Systems of linear equations and inequalities

2000004004

Level: 
A
Identify which of the following systems of equations has no solution.
\[\begin{aligned} y & = 10-2x & & \\ y & = 5 -2x& & \end{aligned}\]
\[\begin{aligned} y & = 10-2x & & \\ 2y & = 20 -4x& & \end{aligned}\]
\[\begin{aligned} y & = 10-2x & & \\ -y & = 5 -2x& & \end{aligned}\]
\[\begin{aligned} y & = 10-2x & & \\ 3y & = 30 -6x& & \end{aligned}\]

2000004003

Level: 
A
Identify which of the following systems of equations has no solution.
\[\begin{aligned} x + 3y & = 11 & & \\5x +15y & = 33 & & \end{aligned}\]
\[\begin{aligned} x + 3y & = 11 & & \\5x +15y & = 55 & & \end{aligned}\]
\[\begin{aligned} x + 3y & = 11 & & \\3x +12y & = 33 & & \end{aligned}\]
\[\begin{aligned} x + 3y & = 11 & & \\-x +3y & = 11 & & \end{aligned}\]

2000004002

Level: 
A
Identify which of the following systems of equations has infinitely many solutions.
\[\begin{aligned} 2y & = 5x-3 & & \\ y & = \frac{5}{2}x-\frac{3}{2} & & \end{aligned}\]
\[\begin{aligned} 2y & = 5x-3 & & \\ y & = \frac{5}{3}x-\frac{3}{2} & & \end{aligned}\]
\[\begin{aligned} 2y & = 5x-3 & & \\ y & = \frac{5}{4}x-1 & & \end{aligned}\]
\[\begin{aligned} 2y & = 5x-3 & & \\ -y & = \frac{5}{2}x+\frac{3}{2} & & \end{aligned}\]

2000004001

Level: 
A
Identify which of the following systems of equations has infinitely many solutions.
\[\begin{aligned} x - y & = 5 & & \\2x - 2y & = 10 & & \end{aligned}\]
\[\begin{aligned} x - y & = 5 & & \\3x - 3y & = 10 & & \end{aligned}\]
\[\begin{aligned} x - y & = 5 & & \\-x +y & = 5 & & \end{aligned}\]
\[\begin{aligned} x - y & = 5 & & \\2x +2y & = 10 & & \end{aligned}\]

1103034507

Level: 
B
Consider a balance scales comprising of beam with unequal length of arms where the fulcrum is very close to one end of the beam. (Such scales are called steelyard.

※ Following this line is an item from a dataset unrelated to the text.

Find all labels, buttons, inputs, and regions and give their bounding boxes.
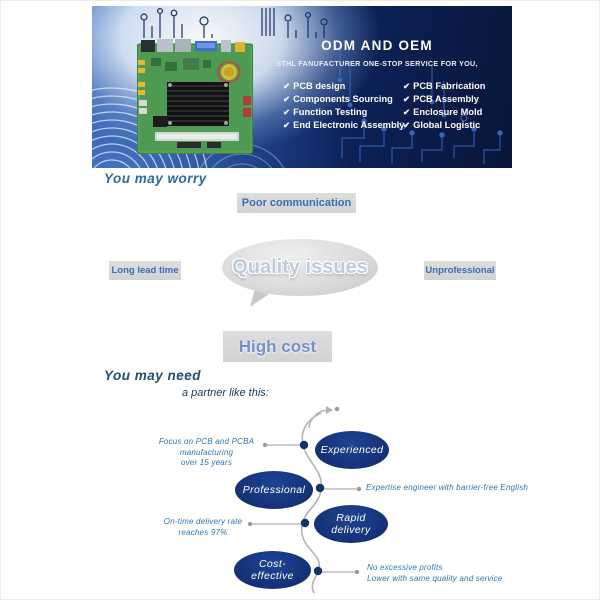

For instance, it is often used to weigh a catch in fisheries.) The load is hanged on the shorter arm, while the balance about the fulcrum is obtained by sliding the counterweight along the longer arm. (See the picture.) Suppose the distance of the load hanging point from the fulcrum is fixed at \( 5\,\mathrm{cm} \). If the weight of the load is \( 80\,\mathrm{N} \), the balance is achieved as the counterweight is moved to the very end of the longer arm. If the weight of the load is \( 60\,\mathrm{N} \), the balance is achieved when the counterweight is moved to the distance of \( 30\,\mathrm{cm} \) from the fulcrum. What is the length of the beam? \[ \] Hint: The steelyard is based on the law of the lever. For balanced lever is: \( F_1\cdot a=F_2\cdot b \), where \( F_1 \) is the weight of the load in the distance \( a \) from the fulcrum and \( F_2 \) is the weight of the counterweight in the distance \( b \) from the fulcrum.
\( 45\,\mathrm{cm} \)
\( 54\,\mathrm{cm} \)
\( 40\,\mathrm{cm} \)
\( 35\,\mathrm{cm} \)

1003034506

Level: 
B
Kamil is able to mow a meadow in \( 12 \) hours. Zdeněk has a better lawn mower and he is able to mow the same meadow in \( 8 \) hours. They have agreed that Kamil starts to mow alone sooner and Zdeněk will join him later so that the total time of mowing is \( 9 \) hours. How long will they mow together?
\( 2 \) hours
\( 7 \) hours
\( 6 \) hours
\( 3 \) hours

1003034505

Level: 
B
The March price of a T-shirt and shorts was \( 600\,\mathrm{CZK} \) together. In April there was on store price adjustment. The price of the shorts decreased by \( 10\% \) and the price of the T-shirt increased by \( 10\% \). So the April price of both together the shorts and the T-shirt was by \( 20\,\mathrm{CZK} \) lower. What was the April price of the T-shirt?
\( 220\,\mathrm{CZK} \)
\( 200\,\mathrm{CZK} \)
\( 180\,\mathrm{CZK} \)
\( 400\,\mathrm{CZK} \)